7+3 reasons, why there is a problem there!
Google is a big company. The internet search engine has grown into a technology giant, doing business in almost every IT sector – from email to digital advertising to cloud solutions.
That alone wouldn’t be a problem. If someone has a quality product, it is clear that many people will use it. And Google has quality products.
The problem starts with the concentration of power that can cause Google to unfairly trip its competitors up. Moreover, Google’s omnipresence allows it to combine personal data from different services.

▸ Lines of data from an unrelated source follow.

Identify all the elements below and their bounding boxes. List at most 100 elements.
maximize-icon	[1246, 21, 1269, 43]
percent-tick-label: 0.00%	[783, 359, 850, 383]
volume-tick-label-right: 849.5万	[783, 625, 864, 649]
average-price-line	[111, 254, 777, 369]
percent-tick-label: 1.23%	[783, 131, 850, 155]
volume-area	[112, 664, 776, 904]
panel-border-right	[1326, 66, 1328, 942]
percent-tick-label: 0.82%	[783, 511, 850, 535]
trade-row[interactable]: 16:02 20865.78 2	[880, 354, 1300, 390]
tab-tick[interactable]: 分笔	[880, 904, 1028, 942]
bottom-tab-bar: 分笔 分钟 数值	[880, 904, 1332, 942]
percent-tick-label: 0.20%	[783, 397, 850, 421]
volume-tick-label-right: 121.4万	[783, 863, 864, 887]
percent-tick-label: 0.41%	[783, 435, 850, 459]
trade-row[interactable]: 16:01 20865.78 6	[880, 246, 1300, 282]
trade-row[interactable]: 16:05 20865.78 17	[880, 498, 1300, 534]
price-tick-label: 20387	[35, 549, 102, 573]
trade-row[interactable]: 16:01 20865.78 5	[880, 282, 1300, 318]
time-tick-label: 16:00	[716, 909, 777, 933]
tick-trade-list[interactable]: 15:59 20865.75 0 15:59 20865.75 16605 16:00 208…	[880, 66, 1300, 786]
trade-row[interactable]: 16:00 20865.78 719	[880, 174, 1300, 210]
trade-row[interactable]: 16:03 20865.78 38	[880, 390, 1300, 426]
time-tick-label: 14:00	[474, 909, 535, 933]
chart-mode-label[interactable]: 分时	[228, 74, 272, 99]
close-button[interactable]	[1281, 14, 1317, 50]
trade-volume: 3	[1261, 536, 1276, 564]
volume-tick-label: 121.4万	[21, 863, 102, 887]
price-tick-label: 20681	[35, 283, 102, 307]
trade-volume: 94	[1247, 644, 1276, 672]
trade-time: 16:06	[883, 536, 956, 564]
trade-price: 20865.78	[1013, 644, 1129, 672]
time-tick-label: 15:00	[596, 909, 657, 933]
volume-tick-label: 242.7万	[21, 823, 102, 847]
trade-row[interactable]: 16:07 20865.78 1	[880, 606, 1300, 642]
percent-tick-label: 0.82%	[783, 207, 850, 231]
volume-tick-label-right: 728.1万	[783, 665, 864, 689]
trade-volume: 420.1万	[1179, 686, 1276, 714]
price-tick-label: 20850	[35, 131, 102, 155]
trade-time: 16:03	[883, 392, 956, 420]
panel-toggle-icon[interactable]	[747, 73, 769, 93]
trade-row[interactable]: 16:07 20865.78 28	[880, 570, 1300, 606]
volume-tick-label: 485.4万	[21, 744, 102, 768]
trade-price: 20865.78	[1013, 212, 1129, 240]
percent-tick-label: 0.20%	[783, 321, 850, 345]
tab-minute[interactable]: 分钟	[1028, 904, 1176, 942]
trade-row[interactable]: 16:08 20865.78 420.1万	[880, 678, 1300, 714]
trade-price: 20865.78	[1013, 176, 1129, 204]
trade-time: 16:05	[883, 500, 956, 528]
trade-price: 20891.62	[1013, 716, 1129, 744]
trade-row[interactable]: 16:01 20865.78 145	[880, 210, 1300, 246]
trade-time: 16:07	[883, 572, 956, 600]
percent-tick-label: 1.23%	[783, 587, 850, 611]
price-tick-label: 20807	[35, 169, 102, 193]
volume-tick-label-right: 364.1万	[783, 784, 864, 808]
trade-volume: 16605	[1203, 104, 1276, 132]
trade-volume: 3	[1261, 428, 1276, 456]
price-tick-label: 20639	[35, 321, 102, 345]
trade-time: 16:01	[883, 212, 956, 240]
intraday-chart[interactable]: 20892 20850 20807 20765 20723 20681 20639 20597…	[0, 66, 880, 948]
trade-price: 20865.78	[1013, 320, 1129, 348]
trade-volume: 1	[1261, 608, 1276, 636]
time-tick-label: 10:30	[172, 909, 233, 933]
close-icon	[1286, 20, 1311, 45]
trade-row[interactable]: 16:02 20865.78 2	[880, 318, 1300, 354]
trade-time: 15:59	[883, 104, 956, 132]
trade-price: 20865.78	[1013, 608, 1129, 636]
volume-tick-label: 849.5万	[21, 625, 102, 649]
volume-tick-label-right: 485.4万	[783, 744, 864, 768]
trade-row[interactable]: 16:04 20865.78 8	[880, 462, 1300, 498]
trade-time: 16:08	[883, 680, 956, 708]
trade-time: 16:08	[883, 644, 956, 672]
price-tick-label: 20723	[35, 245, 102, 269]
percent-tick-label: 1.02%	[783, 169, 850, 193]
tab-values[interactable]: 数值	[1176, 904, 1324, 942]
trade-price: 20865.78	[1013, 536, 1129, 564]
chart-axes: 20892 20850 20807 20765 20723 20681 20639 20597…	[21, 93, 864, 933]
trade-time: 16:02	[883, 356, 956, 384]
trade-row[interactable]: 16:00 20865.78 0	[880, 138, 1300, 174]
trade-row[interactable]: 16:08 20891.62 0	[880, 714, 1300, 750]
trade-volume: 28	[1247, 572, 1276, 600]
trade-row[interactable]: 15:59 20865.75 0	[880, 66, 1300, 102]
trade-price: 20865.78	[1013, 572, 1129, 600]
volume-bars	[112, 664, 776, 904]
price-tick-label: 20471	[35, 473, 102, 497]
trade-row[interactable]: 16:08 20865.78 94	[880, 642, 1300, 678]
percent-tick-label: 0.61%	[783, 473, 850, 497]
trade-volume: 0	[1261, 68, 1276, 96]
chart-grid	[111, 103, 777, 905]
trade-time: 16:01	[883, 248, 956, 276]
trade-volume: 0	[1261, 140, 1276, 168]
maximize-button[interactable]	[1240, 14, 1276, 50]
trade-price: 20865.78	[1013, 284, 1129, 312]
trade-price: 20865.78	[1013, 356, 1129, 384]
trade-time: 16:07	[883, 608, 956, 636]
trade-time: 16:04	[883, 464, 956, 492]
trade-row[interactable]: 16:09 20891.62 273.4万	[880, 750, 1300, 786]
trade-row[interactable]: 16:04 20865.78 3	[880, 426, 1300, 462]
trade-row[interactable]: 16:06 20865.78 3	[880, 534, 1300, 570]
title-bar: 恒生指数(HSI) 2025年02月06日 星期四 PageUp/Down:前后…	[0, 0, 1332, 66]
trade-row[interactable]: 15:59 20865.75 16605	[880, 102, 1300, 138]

As a result, it knows virtually everything about its users.
Why is the concentration of power with Google a problem?
- Domination on the market with online search and possibility to influence at the individual level what is displayed to whom (Google Search).
- Enormous volume of data from billions of smartphones and power over which apps can be installed and which on the other hand cannot be uninstalled (Google Android).
- Detailed knowledge of activities of the population on a large portion of websites (Google Analytics).
- Strong position in the internet advertising, even stronger in future due to the decision on part of Google to block cookies of third parties and to replace them with its own solution FLoC (Federated Learning of Cohorts).
- Control of development of majority of web browsers, including Mozilla and Edge (Chromium).
- Small army of lobbyist and lawyers in Brussels and elsewhere, whose main objective is to maintain the status quo.
- Google services are used more and more commonly by state – misuse or theft of data can therefore impact national security.
The fact is that Google not only balances on the edge of the existing laws but it has often gone over it, as evidenced by lawsuits and regulatory interventions by the European Commission in recent years:
- In 2017, the Commission fined Google €2.4 billion for favouring its other product, Google Shopping, in its own search. And while the display of competitor sites was subject to Google’s standard rules (for example, these sites dropped in search results if people didn’t click on them too often), Google Shopping was not. Google appealed the ruling.
- Another fine of €4.3 billion concerned Android. Google forced smartphone manufacturers not to install any search engine other than Google Search and any browser other than Chrome on Android phones.
- The third fine from the Commission amounted to €1.49 billion. Google banned sites that used its search engine from displaying at the same time ads other than Google AdSense.
These three cases have one thing in common: Abuse of dominant position in one sector (search, operation systems) to gain an unfair advantage in another (online shopping, web browsers, digital advertising). Such practices harm not only Google’s competitors, but also us, the users who are denied choice as a result of this monopolisation.
There are more lawsuits and investigations still ongoing – not only in the EU, but also in America. We can also mention Google’s creative accounting, which enables it to avoid a large part of corporate taxes through the use of tax havens.
To a certain extent, Google’s monopoly is a natural phenomenon resulting from the ‘network effect’. This is typical of the online environment and means that the more people use a product, the greater the value of that product. But it is all the more important to ensure that Google and other online giants do not abuse their position.
Comprehensive change to the rules for the digital market is the ambition of the new proposals from the pen of the European Union, the Digital Services Act and the Digital Markets Act. My aim is to open up digital markets to new players and give users more control over their data.
I don’t dispute that Google is behind a lot of brilliant technology solutions. But we need to ensure thatthe driving force of innovation does not become its holdout.